Brussels Beer Challenge

Over the weekend, Leuven, Belgium was the site of the 3rd annual Brussels Beer Challenge (which is like having the New York City Beer Challenge in Hoboken, but let's not go down that rabbit hole).  It's Belgium's answer to the World Beer Cup--similar in structure, but slightly more Belgiany.  There's an international panel of judges, but the majority come from Belgium (21%), The Netherlands (15%), UK (11%), and Italy (10%).  Only 5% came from the US.  I don't know what affect that had, but the results (pdf) look a lot less like they do at the American-hosted version.

The United States has been by far the most significant driver of the current bloom of new breweries in the 21st century--and also on the types of beer they brew.  Because of that, the US has taken a lead role in defining not only the taxonomy of flavors (with the always-metastasizing style guidelines), but what counts as "good."  It's time that other countries weigh in on these questions.  The Brussels Beer Challenge has too many styles (51), but they are nevertheless far more constrained than the World Beer Cup (94). They are slightly different, and slightly more focused on continental beer.  Excellent!

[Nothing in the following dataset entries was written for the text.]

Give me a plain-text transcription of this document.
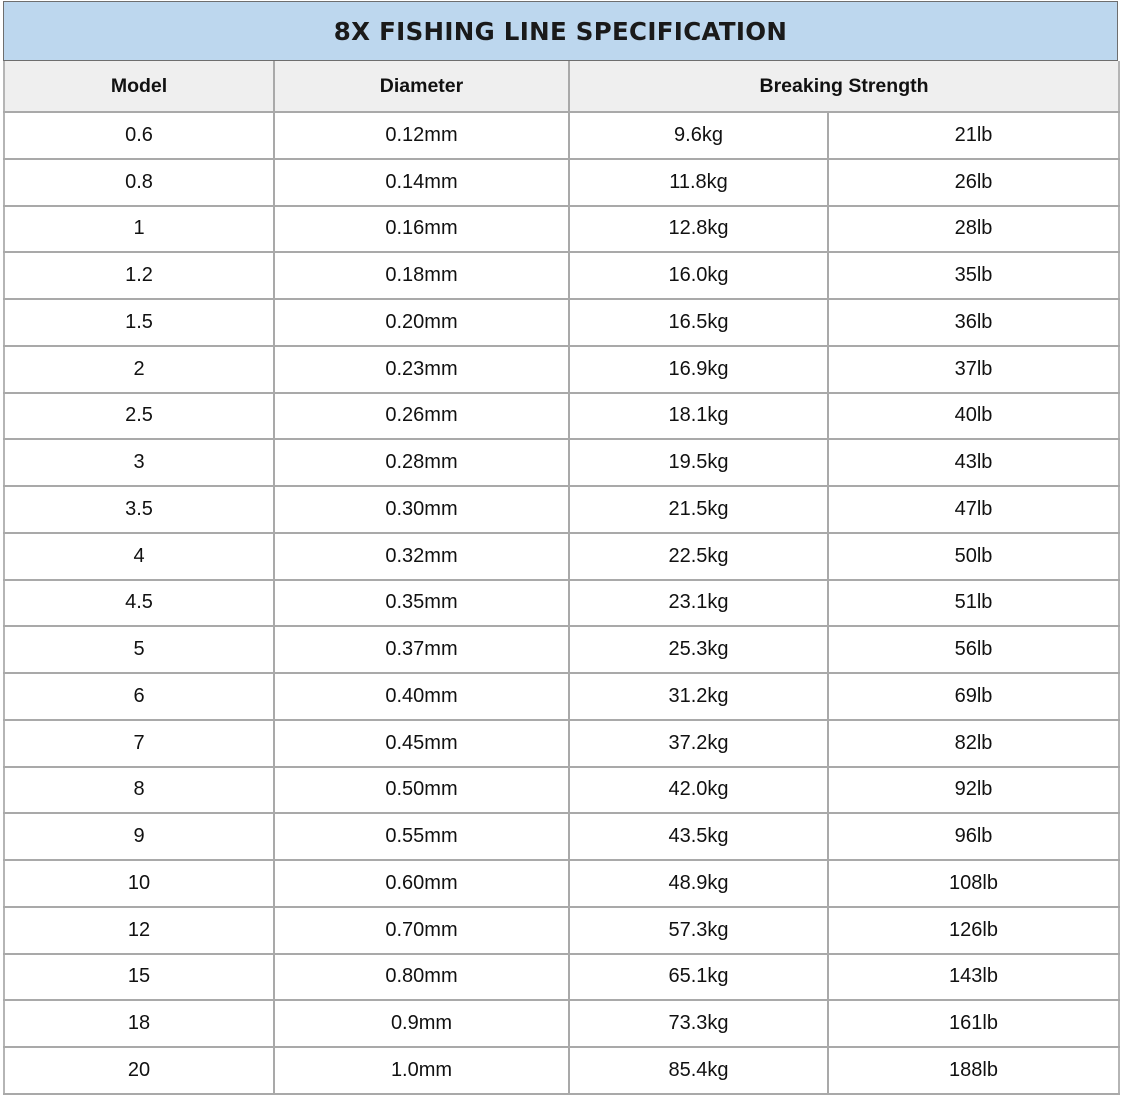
8X FISHING LINE SPECIFICATION
Model	Diameter	Breaking Strength	
0.6	0.12mm	9.6kg	21lb
0.8	0.14mm	11.8kg	26lb
1	0.16mm	12.8kg	28lb
1.2	0.18mm	16.0kg	35lb
1.5	0.20mm	16.5kg	36lb
2	0.23mm	16.9kg	37lb
2.5	0.26mm	18.1kg	40lb
3	0.28mm	19.5kg	43lb
3.5	0.30mm	21.5kg	47lb
4	0.32mm	22.5kg	50lb
4.5	0.35mm	23.1kg	51lb
5	0.37mm	25.3kg	56lb
6	0.40mm	31.2kg	69lb
7	0.45mm	37.2kg	82lb
8	0.50mm	42.0kg	92lb
9	0.55mm	43.5kg	96lb
10	0.60mm	48.9kg	108lb
12	0.70mm	57.3kg	126lb
15	0.80mm	65.1kg	143lb
18	0.9mm	73.3kg	161lb
20	1.0mm	85.4kg	188lb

I also love the third of three points in the competition's mission statement.  In an industry that sometimes tends to garland itself in the exalted language of a nonprofit, this is refreshingly honest:
To offer beer producers a promotion and marketing toolThe international scope of the Brussels Beer Challenge opens up significant opportunities in new markets. Award-winning producers will be given broad-ranging exposure and be able to use this first-rate accolade to support their business and marketing development.
What I want to know is: does the competition fly in judges and, if so, how do I get to be one?